This award is funded under the American Recovery and Reinvestment Act of 2009 (Public Law 111-5).
The PI's proposed research is concerned with the study of canonical Kahler metrics on algebraic varieties. There are deep conjectures relating the existence of extremal metrics to stability of the underlying algebraic variety and understanding this relationship has been studied intensively in the last decade. One major aspect of the PI's research is what one can say when no extremal metric exists. This problem will be studied both on the algebraic side to understand how varieties can be destabilized, and also in terms of metrics, which involves extending many of the existing results on extremal metrics to non-compact manifolds with cusp-like singularities along divisors. Another direction in the PI's proposal is the use of geometric flows to attack the existence of canonical metrics. Here too one of the most fascinating aspects is to study what kinds of singularities can form when no extremal metric exists and the PI will build on his earlier work on the Calabi flow on ruled surfaces and toric varieties and on the Kahler-Ricci flow.
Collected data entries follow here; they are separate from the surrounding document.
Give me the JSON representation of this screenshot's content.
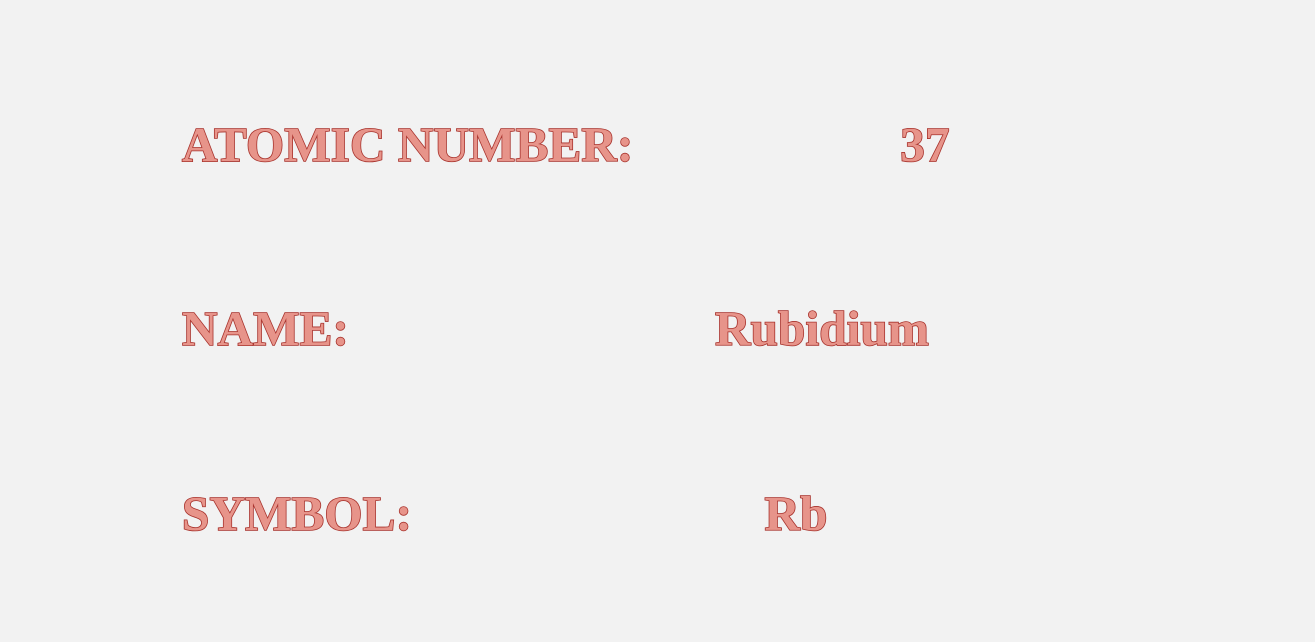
{
  "element": {
    "atomic_number_label": "ATOMIC NUMBER:",
    "atomic_number": "37",
    "name_label": "NAME:",
    "name": "Rubidium",
    "symbol_label": "SYMBOL:",
    "symbol": "Rb"
  },
  "colors": {
    "background": "#f2f2f2",
    "text_fill": "#e7948a",
    "text_outline": "#a8322c"
  }
}
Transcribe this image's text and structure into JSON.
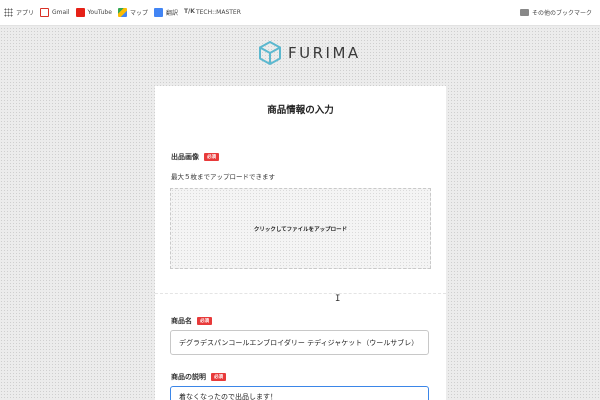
{
  "bookmarks": {
    "items": [
      {
        "label": "アプリ",
        "icon": "apps-grid-icon"
      },
      {
        "label": "Gmail",
        "icon": "gmail-icon"
      },
      {
        "label": "YouTube",
        "icon": "youtube-icon"
      },
      {
        "label": "マップ",
        "icon": "maps-icon"
      },
      {
        "label": "翻訳",
        "icon": "translate-icon"
      },
      {
        "label": "TECH::MASTER",
        "prefix": "T/K",
        "icon": "techmaster-icon"
      }
    ],
    "other": "その他のブックマーク"
  },
  "logo": {
    "text": "FURIMA",
    "icon": "cube-logo-icon",
    "color": "#5cb8cf"
  },
  "form": {
    "title": "商品情報の入力",
    "image_section": {
      "label": "出品画像",
      "required_badge": "必須",
      "help": "最大５枚までアップロードできます",
      "dropzone_text": "クリックしてファイルをアップロード"
    },
    "name_section": {
      "label": "商品名",
      "required_badge": "必須",
      "value": "デグラデスパンコールエンブロイダリー テディジャケット（ウールサブレ）"
    },
    "description_section": {
      "label": "商品の説明",
      "required_badge": "必須",
      "value": "着なくなったので出品します！"
    }
  },
  "colors": {
    "required": "#e83a3a",
    "focus": "#3b86e8"
  }
}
Geometric partial differential equations govern much of the physical world. For example solutions of Einstein's equations are intimately related to our understanding of the universe. The proposed research studies differential equations related to Einstein's equations and the key question is how the global structure of a space influences the local, analytic properties of the solutions of such equations. Understanding this phenomenon will have applications in physics and the sciences in general.